1. Emblematico a questo proposito il fatto che il termine del processo d’istruzione istituzionale coincida con un esame denominato “maturità”.

2. Vi rimando a quest’altro mio articolo per un ulteriore approfondimento sulla realtà delle scuole democratiche e libertarie.

Liberi di imparare: un excursus sulla realtà delle scuole democratiche

“Most learning is not the result of instruction. It is rather the result of unhampered participation in a meaningful setting. Most people learn best by being “with it,” yet school makes them identify their personal, cognitive growth with elaborate planning and manipulation.” -Ivan Illich

Ogni anno si sente parlare di riforma della scuola. E quasi ogni volta assistiamo a proteste contro il ministro dell’istruzione di turno: proteste per i tagli ai finanziamenti, per la qualità degli stabili e per molte altre questioni di questo genere. Saltuariamente vengono proposte alternative, che nella maggior parte dei casi prendono a riferimento istituzioni del passato o strutture scolastiche di altri paesi. In generale nel settore istruzione si percepisce una pesante aria di staticità, e la necessità di riforme più profonde e strutturali si fa impellente.

Questo articolo vuole descrivere una proposta concreta per una scuola del futuro. Per come la vedo io, di un futuro migliore.

Immaginate una scuola fatta di spazi aperti al dialogo, in cui bambini e ragazzi possano esprimere le proprie potenzialità in un ambiente stimolante e democratico, che non li irregimenti in strutture gerarchizzate e chiuse al confronto delle idee. Scuole dove le decisioni vengano prese orizzontalmente, con metodo assembleare, e dove ognuno possa esprimere la propria visione delle cose e rendersi responsabile delle proprie azioni. Una scuola senza punizioni e valutazioni che distolgano l’attenzione dall’apprendimento e smorzino l’entusiasmo, alimentando competizioni e rivalità sterili e improduttive.

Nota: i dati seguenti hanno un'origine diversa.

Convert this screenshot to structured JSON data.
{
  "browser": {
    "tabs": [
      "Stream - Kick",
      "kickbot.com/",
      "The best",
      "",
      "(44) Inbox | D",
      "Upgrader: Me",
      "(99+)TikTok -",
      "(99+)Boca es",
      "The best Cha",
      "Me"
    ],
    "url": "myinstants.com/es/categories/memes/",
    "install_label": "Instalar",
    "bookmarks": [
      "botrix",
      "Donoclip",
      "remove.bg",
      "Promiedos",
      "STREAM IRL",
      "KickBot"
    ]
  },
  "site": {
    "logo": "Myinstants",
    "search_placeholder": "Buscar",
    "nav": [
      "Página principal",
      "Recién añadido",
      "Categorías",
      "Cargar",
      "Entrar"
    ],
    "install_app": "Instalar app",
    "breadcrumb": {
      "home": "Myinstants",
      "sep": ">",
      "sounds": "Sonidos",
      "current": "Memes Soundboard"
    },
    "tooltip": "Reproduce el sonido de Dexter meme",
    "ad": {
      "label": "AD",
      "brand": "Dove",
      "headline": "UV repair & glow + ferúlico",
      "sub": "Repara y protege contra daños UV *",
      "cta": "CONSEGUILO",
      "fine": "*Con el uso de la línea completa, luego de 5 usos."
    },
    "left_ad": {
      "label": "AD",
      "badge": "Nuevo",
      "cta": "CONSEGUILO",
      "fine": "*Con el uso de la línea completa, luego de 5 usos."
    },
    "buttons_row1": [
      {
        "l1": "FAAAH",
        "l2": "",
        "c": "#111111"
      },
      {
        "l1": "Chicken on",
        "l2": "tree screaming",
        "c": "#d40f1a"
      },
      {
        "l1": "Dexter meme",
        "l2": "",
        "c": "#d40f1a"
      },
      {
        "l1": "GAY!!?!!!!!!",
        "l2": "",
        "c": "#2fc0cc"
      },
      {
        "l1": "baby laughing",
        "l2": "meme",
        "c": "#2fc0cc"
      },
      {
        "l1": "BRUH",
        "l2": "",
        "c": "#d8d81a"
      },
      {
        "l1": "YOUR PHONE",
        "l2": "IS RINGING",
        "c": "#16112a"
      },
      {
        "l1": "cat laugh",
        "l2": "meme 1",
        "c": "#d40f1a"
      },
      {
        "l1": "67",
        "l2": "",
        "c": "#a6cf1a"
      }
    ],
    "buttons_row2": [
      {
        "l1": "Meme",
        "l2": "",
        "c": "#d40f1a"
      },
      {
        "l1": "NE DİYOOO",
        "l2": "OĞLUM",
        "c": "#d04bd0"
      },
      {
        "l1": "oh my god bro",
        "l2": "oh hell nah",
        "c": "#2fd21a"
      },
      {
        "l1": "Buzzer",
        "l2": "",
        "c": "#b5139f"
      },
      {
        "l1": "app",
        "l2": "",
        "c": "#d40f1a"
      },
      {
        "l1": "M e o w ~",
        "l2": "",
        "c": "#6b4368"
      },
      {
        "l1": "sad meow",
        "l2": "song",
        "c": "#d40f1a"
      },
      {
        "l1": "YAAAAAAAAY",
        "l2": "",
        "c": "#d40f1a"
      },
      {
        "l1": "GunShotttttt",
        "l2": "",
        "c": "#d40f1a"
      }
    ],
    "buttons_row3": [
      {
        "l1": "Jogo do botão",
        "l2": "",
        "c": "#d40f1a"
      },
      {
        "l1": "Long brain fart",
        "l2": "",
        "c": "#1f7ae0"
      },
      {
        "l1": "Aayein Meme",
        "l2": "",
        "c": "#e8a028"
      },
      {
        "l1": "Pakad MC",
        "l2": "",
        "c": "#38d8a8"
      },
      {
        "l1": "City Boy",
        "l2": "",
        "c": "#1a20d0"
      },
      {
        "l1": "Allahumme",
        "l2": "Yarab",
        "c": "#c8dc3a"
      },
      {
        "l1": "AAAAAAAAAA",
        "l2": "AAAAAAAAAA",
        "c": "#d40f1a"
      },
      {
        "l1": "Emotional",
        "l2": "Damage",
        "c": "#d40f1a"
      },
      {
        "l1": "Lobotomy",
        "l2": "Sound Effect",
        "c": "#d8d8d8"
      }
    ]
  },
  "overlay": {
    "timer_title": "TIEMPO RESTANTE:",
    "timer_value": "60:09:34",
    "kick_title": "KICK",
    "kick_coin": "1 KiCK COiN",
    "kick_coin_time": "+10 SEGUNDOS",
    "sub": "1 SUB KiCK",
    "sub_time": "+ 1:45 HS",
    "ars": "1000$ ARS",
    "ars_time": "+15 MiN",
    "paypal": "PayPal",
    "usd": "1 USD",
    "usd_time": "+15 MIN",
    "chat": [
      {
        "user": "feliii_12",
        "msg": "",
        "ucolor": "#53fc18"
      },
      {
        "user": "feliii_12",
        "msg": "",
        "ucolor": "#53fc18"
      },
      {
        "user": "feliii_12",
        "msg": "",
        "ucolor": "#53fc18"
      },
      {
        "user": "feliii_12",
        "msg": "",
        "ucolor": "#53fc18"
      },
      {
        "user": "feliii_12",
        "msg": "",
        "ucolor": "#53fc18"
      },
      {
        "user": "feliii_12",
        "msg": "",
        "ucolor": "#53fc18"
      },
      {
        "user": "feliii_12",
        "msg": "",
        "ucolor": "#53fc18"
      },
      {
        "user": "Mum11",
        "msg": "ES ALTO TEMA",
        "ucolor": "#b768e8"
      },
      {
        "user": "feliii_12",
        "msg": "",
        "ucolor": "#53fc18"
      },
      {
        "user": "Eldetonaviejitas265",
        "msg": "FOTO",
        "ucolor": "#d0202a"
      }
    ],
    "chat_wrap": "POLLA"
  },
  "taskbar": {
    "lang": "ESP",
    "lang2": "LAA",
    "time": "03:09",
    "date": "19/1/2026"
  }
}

Ho parlato di scuole del futuro, vi ho chiesto di immaginare. Ora aprite gli occhi e guardatevi attorno: la scuola che vi ho descritto è già una realtà in molte parti del mondo, Italia compresa. Si tratta delle cosiddette scuole democratiche, meglio conosciute nel nostro paese come scuole libertarie: laboratori di apprendimento che non si basano su un modello di insegnamento codificato, ma dove tutto viene concordato nel rispetto dei principi della democrazia e dell’antiautoritarismo.

Un quadro generale

Entrando maggiormente nello specifico, nelle scuole democratiche le decisioni sui vari aspetti della vita scolastica, dal come affrontare una materia di studio allo stabilimento degli orari di lezioni e pause, sono demandate alla scelta collettiva di alunni e insegnanti, che prendono le proprie decisioni con metodo assembleare ricercando il più largo consenso possibile. Contribuendo all’elaborazione delle regole che saranno poi tenuti a rispettare, i bambini riescono a seguirle con maggiore facilità rispetto alle norme calate dall’alto dalle istituzioni tradizionali, che appaiono loro spesso incomprensibili. Di più, si assumono la responsabilità del loro rispetto e questo li fa sentire più indipendenti e liberi, stimolando la loro voglia di imparare e di prendere iniziative personali.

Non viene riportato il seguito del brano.